There was little loitering and gazing in at shop windows, few shoppers in the empty stores these days. Everybody seemed to have something important that must be done at once and had best be done in sober silence. Even the wounded had lost the habit of telling their troubles. Doctors and nurses related as one of the interesting phenomena in the hospitals this dislike of talking about what they had been through, even among the common soldiers. Most likely their experiences had been too horrible for gossip. There was a conspiracy of silence, a tacit recognition of the futility of words, and almost never a complaint! One day a soldier walked a block to give me a direction, and in reply to my inquiry pointed to his lower jaw where a deep wound was hidden in a thick beard. "A ball," he said simply. It was the second wound he had received, and that night he was going back to his dépôt. For they went back again and again into that hell so close to this peaceful Paris, and what happened there was too bad for words. It must be endured in silence.

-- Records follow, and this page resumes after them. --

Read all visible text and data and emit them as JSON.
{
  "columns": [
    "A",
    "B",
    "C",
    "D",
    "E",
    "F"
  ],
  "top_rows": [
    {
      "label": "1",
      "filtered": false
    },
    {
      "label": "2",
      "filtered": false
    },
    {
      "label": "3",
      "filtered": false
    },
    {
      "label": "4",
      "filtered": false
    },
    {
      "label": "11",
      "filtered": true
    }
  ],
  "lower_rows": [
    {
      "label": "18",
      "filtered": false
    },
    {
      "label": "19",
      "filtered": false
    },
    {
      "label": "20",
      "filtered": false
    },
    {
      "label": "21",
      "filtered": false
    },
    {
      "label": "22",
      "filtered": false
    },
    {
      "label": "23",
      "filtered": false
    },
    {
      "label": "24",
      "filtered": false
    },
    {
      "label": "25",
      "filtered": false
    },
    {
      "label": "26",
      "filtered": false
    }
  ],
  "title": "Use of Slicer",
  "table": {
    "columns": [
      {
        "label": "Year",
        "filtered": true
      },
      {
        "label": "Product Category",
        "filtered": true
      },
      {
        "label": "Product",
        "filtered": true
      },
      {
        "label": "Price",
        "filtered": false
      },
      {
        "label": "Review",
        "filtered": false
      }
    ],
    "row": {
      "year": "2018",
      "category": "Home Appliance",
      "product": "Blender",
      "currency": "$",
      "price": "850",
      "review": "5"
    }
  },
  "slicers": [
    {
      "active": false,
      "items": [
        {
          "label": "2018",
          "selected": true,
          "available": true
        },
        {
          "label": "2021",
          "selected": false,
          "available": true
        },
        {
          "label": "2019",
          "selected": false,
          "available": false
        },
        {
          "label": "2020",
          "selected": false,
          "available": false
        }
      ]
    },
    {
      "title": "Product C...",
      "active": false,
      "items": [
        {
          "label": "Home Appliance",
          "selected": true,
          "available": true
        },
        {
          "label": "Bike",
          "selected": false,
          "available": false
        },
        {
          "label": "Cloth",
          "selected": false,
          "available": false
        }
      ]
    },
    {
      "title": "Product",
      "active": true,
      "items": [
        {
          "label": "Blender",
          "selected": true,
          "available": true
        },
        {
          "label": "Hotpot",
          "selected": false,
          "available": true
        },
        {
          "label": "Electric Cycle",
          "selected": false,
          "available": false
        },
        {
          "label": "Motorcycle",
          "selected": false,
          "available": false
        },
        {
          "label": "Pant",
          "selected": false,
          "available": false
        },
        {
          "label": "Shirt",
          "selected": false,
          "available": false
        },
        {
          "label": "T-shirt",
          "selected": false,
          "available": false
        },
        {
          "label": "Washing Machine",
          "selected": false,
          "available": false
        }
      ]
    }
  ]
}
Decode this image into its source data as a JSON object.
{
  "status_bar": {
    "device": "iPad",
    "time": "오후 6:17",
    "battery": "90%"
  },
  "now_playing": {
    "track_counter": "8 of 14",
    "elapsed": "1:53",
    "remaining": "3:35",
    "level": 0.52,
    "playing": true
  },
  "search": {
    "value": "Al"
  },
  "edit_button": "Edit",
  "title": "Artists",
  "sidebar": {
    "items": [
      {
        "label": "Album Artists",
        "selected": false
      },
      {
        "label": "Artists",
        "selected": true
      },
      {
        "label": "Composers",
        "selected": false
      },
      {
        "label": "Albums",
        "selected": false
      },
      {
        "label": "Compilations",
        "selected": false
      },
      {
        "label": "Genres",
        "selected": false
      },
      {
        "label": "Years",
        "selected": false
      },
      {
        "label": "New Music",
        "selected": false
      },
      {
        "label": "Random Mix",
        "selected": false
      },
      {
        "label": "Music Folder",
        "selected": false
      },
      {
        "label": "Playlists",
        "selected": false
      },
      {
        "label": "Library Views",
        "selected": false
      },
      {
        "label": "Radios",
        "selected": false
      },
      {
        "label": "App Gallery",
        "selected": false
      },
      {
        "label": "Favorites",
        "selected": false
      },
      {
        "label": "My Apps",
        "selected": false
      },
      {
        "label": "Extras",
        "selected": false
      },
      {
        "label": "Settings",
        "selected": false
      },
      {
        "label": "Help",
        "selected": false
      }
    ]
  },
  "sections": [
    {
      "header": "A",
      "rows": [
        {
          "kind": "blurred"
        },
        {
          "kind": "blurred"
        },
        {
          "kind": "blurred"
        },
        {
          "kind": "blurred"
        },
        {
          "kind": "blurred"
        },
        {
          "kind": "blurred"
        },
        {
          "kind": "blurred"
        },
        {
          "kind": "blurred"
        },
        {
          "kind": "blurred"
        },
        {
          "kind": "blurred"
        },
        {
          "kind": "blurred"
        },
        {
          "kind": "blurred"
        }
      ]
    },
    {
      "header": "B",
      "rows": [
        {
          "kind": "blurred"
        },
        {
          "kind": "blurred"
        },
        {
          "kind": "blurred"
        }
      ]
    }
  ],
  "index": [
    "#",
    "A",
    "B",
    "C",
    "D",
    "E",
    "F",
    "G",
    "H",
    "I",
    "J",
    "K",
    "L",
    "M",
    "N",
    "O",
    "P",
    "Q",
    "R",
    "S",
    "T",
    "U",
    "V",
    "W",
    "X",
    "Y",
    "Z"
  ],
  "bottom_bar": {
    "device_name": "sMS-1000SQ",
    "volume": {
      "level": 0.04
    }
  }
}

There were not many troops on the streets,—at least French soldiers and officers; there was a surprising number of English of all branches of the service and a few Belgians. The French were either at the front or in their dépôts outside the city. On the Fourteenth of July, when the remains of Rouget de Lisle, the author of the Marseillaise, were brought to the Invalides, a few companies of city guards on horseback and of colonial troops in soiled uniforms formed the escort down the Champs Élysées behind the ancient gun carriage that bore the poet's ashes. There were many wounded soldiers, hopelessly crippled or convalescing, in the theaters, at the cafés, and on the streets. As the weeks passed they seemed to become more numerous, though the authorities had taken pains to keep Paris comparatively empty of the wounded. One met them hobbling down the Élysées under the shade of the chestnut trees, in the metro, at the cafés, the legless and armless, also the more horrible ones whose faces had been shot awry. They were so young, so white-faced, with life's long road ahead to be traveled, thus handicapped! There was something wistful often in their silent eyes.